1. CT examination: CT can accurately confirm the location, extent, and size of the ventricle, and can be repeatedly checked to facilitate the dynamic observation and follow-up of bleeding, so it is the preferred method of examination.

2. Lumbar puncture and ventriculography: There is a certain risk, or aggravating the condition. At present, no routine examination is performed. Unless there is no CT condition or certain special needs, the examination should be carried out cautiously under the strict conditions of indications.

3. Cerebral angiography: cerebral angiography can show the cause of spontaneous intraventricular hemorrhage (such as aneurysm, cerebrovascular malformation, moyamoya disease and intracranial tumors) and some blood vessels after hematoma breaks the human ventricle. The characteristic performance of the bit.

Intraventricular hemorrhage with different etiology still has its own characteristics. Most patients with hypertensive intraventricular hemorrhage have a history of hypertension. Sudden onset of middle-aged and above, no cerebral angiography without intracranial vascular abnormalities: aneurysm, arteriovenous malformation and smoke The onset of intracranial hemorrhage is small, and cerebral angiography can confirm the diagnosis. The clinical manifestations of intracranial tumor intracranial hemorrhage before the onset of intracranial lesions, CT can be clearly diagnosed.

Diagnosis

Diagnosis and diagnosis of intraventricular hemorrhage

Before the application of CT, the diagnosis of intraventricular hemorrhage is more difficult. In the exploration of the cranium and/or craniotomy, the diagnosis of the ventricle is performed after the ventricle is punctured. The appearance of CT not only makes the disease diagnosed, but also understands the source of the hemorrhage. Distribution in the ventricles and the occurrence of brain contusion and intracranial hematoma in other parts of the brain.

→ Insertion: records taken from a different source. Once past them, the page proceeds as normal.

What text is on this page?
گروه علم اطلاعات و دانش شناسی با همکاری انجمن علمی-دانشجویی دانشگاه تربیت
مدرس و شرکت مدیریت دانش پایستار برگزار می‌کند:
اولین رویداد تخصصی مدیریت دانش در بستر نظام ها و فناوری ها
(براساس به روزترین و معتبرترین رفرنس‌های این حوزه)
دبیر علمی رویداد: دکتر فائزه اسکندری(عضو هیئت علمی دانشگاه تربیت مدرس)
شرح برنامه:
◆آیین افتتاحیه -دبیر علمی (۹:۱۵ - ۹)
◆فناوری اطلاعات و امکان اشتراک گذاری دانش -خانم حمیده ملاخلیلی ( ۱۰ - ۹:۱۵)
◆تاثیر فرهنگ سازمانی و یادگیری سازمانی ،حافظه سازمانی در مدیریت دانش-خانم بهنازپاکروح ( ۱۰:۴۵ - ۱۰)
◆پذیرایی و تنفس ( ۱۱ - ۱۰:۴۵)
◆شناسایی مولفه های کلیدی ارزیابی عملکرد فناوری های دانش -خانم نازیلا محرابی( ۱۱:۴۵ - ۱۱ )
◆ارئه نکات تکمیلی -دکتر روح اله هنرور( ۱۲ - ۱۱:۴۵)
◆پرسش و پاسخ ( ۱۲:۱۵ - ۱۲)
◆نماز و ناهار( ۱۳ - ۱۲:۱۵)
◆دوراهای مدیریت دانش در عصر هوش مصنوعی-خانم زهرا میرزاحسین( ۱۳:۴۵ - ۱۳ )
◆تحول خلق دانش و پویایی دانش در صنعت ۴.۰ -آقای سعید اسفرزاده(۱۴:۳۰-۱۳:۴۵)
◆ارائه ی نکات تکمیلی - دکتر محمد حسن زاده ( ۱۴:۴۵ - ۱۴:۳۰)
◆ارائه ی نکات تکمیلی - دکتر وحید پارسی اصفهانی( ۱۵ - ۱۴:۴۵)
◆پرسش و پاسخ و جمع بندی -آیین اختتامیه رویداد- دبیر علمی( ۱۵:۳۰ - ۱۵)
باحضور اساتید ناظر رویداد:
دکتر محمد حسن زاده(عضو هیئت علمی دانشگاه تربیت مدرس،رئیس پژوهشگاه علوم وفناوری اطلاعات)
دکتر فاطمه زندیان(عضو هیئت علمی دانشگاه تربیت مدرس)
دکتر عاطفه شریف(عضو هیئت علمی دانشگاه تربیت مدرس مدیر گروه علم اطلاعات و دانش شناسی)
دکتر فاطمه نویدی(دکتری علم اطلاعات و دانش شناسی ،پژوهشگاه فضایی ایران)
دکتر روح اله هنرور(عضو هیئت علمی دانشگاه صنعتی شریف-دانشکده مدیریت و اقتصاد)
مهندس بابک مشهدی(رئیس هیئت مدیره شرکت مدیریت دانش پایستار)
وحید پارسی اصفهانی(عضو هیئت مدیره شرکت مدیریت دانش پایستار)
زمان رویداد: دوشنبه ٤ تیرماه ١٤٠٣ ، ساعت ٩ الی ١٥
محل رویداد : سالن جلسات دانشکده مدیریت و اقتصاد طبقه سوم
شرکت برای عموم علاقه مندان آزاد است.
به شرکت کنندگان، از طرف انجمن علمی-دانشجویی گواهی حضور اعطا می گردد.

It needs to be differentiated from brain stem injury and subthalamic injury. Primary brain stem injury is often accompanied by brain contusion or intracranial hemorrhage, and the clinical symptoms are mutually wrong. It is difficult to distinguish between phlegm and blood stasis, and which is the main one. Especially for patients who are late in treatment, it is more difficult to distinguish the primary. Sexual injury or secondary damage. The difference between primary brain stem injury and secondary brain stem injury is the presence of symptoms and signs. Symptoms and signs of secondary brain stem injury are gradually produced after injury. Continuous monitoring of intracranial pressure can also be identified: primary intracranial pressure is not high, while secondary is significantly elevated. At the same time, CT and MRI are also effective means of differential diagnosis. MRI is significantly better than CT in showing small hemorrhagic foci or contusion in the brain parenchyma, especially for the slight damage to the corpus callosum and brainstem. Brainstem auditory evoked potentials can more accurately reflect the plane and extent of brain stem injury. Normally, the waves below the lesions of the auditory pathway are normal, and the level of the lesion and the waves above it show abnormalities or disappearances. Continuous intracranial pressure monitoring also has the effect of identifying primary or secondary brain stem injury. Although the clinical manifestations of the two are the same, the primary intracranial pressure is normal, while the secondary is significantly elevated.